Expression of nuclear factor-κB, tumor necrosis factor receptor type 1, and c-Myc in human astrocytomas

Abstract

Tumor necrosis factor receptor type 1 (TNFR1) and c-Myc are important in signal transduction in tumor necrosis factor-α (TNF-α)-induced cytotoxicity, whereas activation of nuclear factor-κB (NF-κB) protects against TNF-α-induced apoptosis. This study investigated the expression of NF-κB, TNFR1, and c-Myc in human astrocytoma tissues by reverse transcriptase-polymerase chain reaction (PCR) and immunohistochemical analysis. TNFR1 messenger ribonucleic acid (mRNA) and c-Myc mRNA were frequently expressed in malignant astrocytomas, especially in glioblastomas, compared with low-grade astrocytomas by PCR analysis. TNFR1 and c-Myc mRNAs were barely detectable in normal brain tissues. NF-κB p50 and p65 subunit mRNAs were detected in various grades of astrocytomas, with frequent expression in malignant astrocytomas. The presence of activated NF-κB was confirmed by nuclear localization in neoplastic astrocytes as determined by immunohistochemistry. Both p50 and p65 subunits were inhomogeneously expressed in neoplastic astrocytes of glioblastoma, but only in a few scattered tumor cells in low-grade astrocytoma, and almost undetectable in normal brain tissues.

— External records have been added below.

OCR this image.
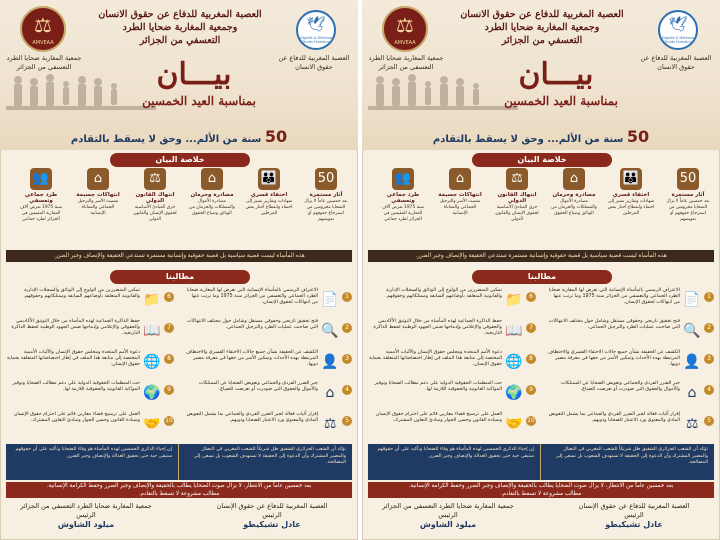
⚖
AMVEAA
🕊
Dignité & Défense Droits Humains
العصبة المغربية للدفاع عن حقوق الانسان
وجمعية المغاربة ضحايا الطرد
التعسفي من الجزائر
جمعية المغاربة ضحايا الطرد التعسفي من الجزائر
العصبة المغربية للدفاع عن حقوق الانسان
بيـــان
بمناسبة العيد الخمسين
50 سنة من الألم... وحق لا يسقط بالتقادم
خلاصة البيان
50
آثار مستمرة
بعد خمسين عاماً لا يزال الضحايا محرومين من استرجاع حقوقهم أو تعويضهم
👪
اختفاء قسري
شهادات وتقارير تشير إلى اختفاء وانقطاع أخبار بعض المرحلين
⌂
مصادرة وحرمان
مصادرة الأموال والممتلكات والحرمان من الوثائق وضياع الحقوق
⚖
انتهاك القانون الدولي
خرق المبادئ الأساسية لحقوق الإنسان والقانون الدولي
⌂
انتهاكات جسيمة
تشتيت الأسر والترحيل الجماعي والمعاناة الإنسانية
👥
طرد جماعي وتعسفي
سنة 1975 تعرض آلاف المغاربة المقيمين في الجزائر لطرد جماعي
هذه المأساة ليست قضية سياسية بل قضية حقوقية وإنسانية مستمرة تستدعي الحقيقة والإنصاف وجبر الضرر.
مطالبنا
1
📄
الاعتراف الرسمي بالمأساة الإنسانية التي تعرض لها المغاربة ضحايا الطرد الجماعي والتعسفي من الجزائر سنة 1975 وما ترتب عنها من انتهاكات لحقوق الإنسان.
2
🔍
فتح تحقيق تاريخي وحقوقي مستقل وشامل حول مختلف الانتهاكات التي صاحبت عمليات الطرد والترحيل الجماعي.
3
👤
الكشف عن الحقيقة بشأن جميع حالات الاختفاء القسري والاختطاف المرتبطة بهذه الأحداث وتمكين الأسر من حقها في معرفة مصير ذويها.
4
⌂
جبر الضرر الفردي والجماعي وتعويض الضحايا عن الممتلكات والأموال والحقوق التي صودرت أو تعرضت للضياع.
5
⚖
إقرار آليات فعالة لجبر الضرر الفردي والجماعي بما يشمل التعويض المادي والمعنوي ورد الاعتبار للضحايا وذويهم.
6
📁
تمكين المتضررين من الولوج إلى الوثائق والسجلات الإدارية والقانونية المتعلقة بأوضاعهم السابقة وممتلكاتهم وحقوقهم.
7
📖
حفظ الذاكرة الجماعية لهذه المأساة من خلال التوثيق الأكاديمي والحقوقي والإعلامي وإدماجها ضمن الجهود الوطنية لحفظ الذاكرة التاريخية.
8
🌐
دعوة الأمم المتحدة ومجلس حقوق الإنسان والآليات الأممية المختصة إلى متابعة هذا الملف في إطار اختصاصاتها المتعلقة بحماية حقوق الإنسان.
9
🌍
حث المنظمات الحقوقية الدولية على دعم مطالب الضحايا وتوفير المواكبة القانونية والحقوقية اللازمة لها.
10
🤝
العمل على ترسيخ فضاء مغاربي قائم على احترام حقوق الإنسان وسيادة القانون وحسن الجوار ومبادئ التعاون المشترك.
تؤكد أن الشعب الجزائري الشقيق ظل شريكاً للشعب المغربي في النضال والمصير المشترك وأن الدعوة إلى الحقيقة لا تستهدف الشعوب بل تسعى إلى المصالحة.
إن إحياء الذكرى الخمسين لهذه المأساة هو وفاء للضحايا وتأكيد على أن حقوقهم ستبقى حية حتى تحقيق العدالة والإنصاف وجبر الضرر.
بعد خمسين عاماً من الانتظار، لا يزال صوت الضحايا يطالب بالحقيقة والإنصاف وجبر الضرر وحفظ الكرامة الإنسانية.
مطالب مشروعة لا تسقط بالتقادم.
العصبة المغربية للدفاع عن حقوق الإنسان
الرئيس
عادل تشيكيطو
جمعية المغاربة ضحايا الطرد التعسفي من الجزائر
الرئيس
ميلود الشاوش
⚖
AMVEAA
🕊
Dignité & Défense Droits Humains
العصبة المغربية للدفاع عن حقوق الانسان
وجمعية المغاربة ضحايا الطرد
التعسفي من الجزائر
جمعية المغاربة ضحايا الطرد التعسفي من الجزائر
العصبة المغربية للدفاع عن حقوق الانسان
بيـــان
بمناسبة العيد الخمسين
50 سنة من الألم... وحق لا يسقط بالتقادم
خلاصة البيان
50
آثار مستمرة
بعد خمسين عاماً لا يزال الضحايا محرومين من استرجاع حقوقهم أو تعويضهم
👪
اختفاء قسري
شهادات وتقارير تشير إلى اختفاء وانقطاع أخبار بعض المرحلين
⌂
مصادرة وحرمان
مصادرة الأموال والممتلكات والحرمان من الوثائق وضياع الحقوق
⚖
انتهاك القانون الدولي
خرق المبادئ الأساسية لحقوق الإنسان والقانون الدولي
⌂
انتهاكات جسيمة
تشتيت الأسر والترحيل الجماعي والمعاناة الإنسانية
👥
طرد جماعي وتعسفي
سنة 1975 تعرض آلاف المغاربة المقيمين في الجزائر لطرد جماعي
هذه المأساة ليست قضية سياسية بل قضية حقوقية وإنسانية مستمرة تستدعي الحقيقة والإنصاف وجبر الضرر.
مطالبنا
1
📄
الاعتراف الرسمي بالمأساة الإنسانية التي تعرض لها المغاربة ضحايا الطرد الجماعي والتعسفي من الجزائر سنة 1975 وما ترتب عنها من انتهاكات لحقوق الإنسان.
2
🔍
فتح تحقيق تاريخي وحقوقي مستقل وشامل حول مختلف الانتهاكات التي صاحبت عمليات الطرد والترحيل الجماعي.
3
👤
الكشف عن الحقيقة بشأن جميع حالات الاختفاء القسري والاختطاف المرتبطة بهذه الأحداث وتمكين الأسر من حقها في معرفة مصير ذويها.
4
⌂
جبر الضرر الفردي والجماعي وتعويض الضحايا عن الممتلكات والأموال والحقوق التي صودرت أو تعرضت للضياع.
5
⚖
إقرار آليات فعالة لجبر الضرر الفردي والجماعي بما يشمل التعويض المادي والمعنوي ورد الاعتبار للضحايا وذويهم.
6
📁
تمكين المتضررين من الولوج إلى الوثائق والسجلات الإدارية والقانونية المتعلقة بأوضاعهم السابقة وممتلكاتهم وحقوقهم.
7
📖
حفظ الذاكرة الجماعية لهذه المأساة من خلال التوثيق الأكاديمي والحقوقي والإعلامي وإدماجها ضمن الجهود الوطنية لحفظ الذاكرة التاريخية.
8
🌐
دعوة الأمم المتحدة ومجلس حقوق الإنسان والآليات الأممية المختصة إلى متابعة هذا الملف في إطار اختصاصاتها المتعلقة بحماية حقوق الإنسان.
9
🌍
حث المنظمات الحقوقية الدولية على دعم مطالب الضحايا وتوفير المواكبة القانونية والحقوقية اللازمة لها.
10
🤝
العمل على ترسيخ فضاء مغاربي قائم على احترام حقوق الإنسان وسيادة القانون وحسن الجوار ومبادئ التعاون المشترك.
تؤكد أن الشعب الجزائري الشقيق ظل شريكاً للشعب المغربي في النضال والمصير المشترك وأن الدعوة إلى الحقيقة لا تستهدف الشعوب بل تسعى إلى المصالحة.
إن إحياء الذكرى الخمسين لهذه المأساة هو وفاء للضحايا وتأكيد على أن حقوقهم ستبقى حية حتى تحقيق العدالة والإنصاف وجبر الضرر.
بعد خمسين عاماً من الانتظار، لا يزال صوت الضحايا يطالب بالحقيقة والإنصاف وجبر الضرر وحفظ الكرامة الإنسانية.
مطالب مشروعة لا تسقط بالتقادم.
العصبة المغربية للدفاع عن حقوق الإنسان
الرئيس
عادل تشيكيطو
جمعية المغاربة ضحايا الطرد التعسفي من الجزائر
الرئيس
ميلود الشاوش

These results indicate that TNFR1 and c-Myc are overexpressed in malignant astrocytomas, and this may increase the cellular sensitivity to the cytotoxic action of TNF-α. NF-κB p50 and p65 were simultaneously induced and activated in malignant astrocytomas. Our results suggest that the constitutive activation of NF-κB subunits in malignant astrocytoma, especially in glioblastoma, could be associated with the resistance to TNF-α immunotherapy, and indicates new therapeutic strategies for malignant astrocytomas.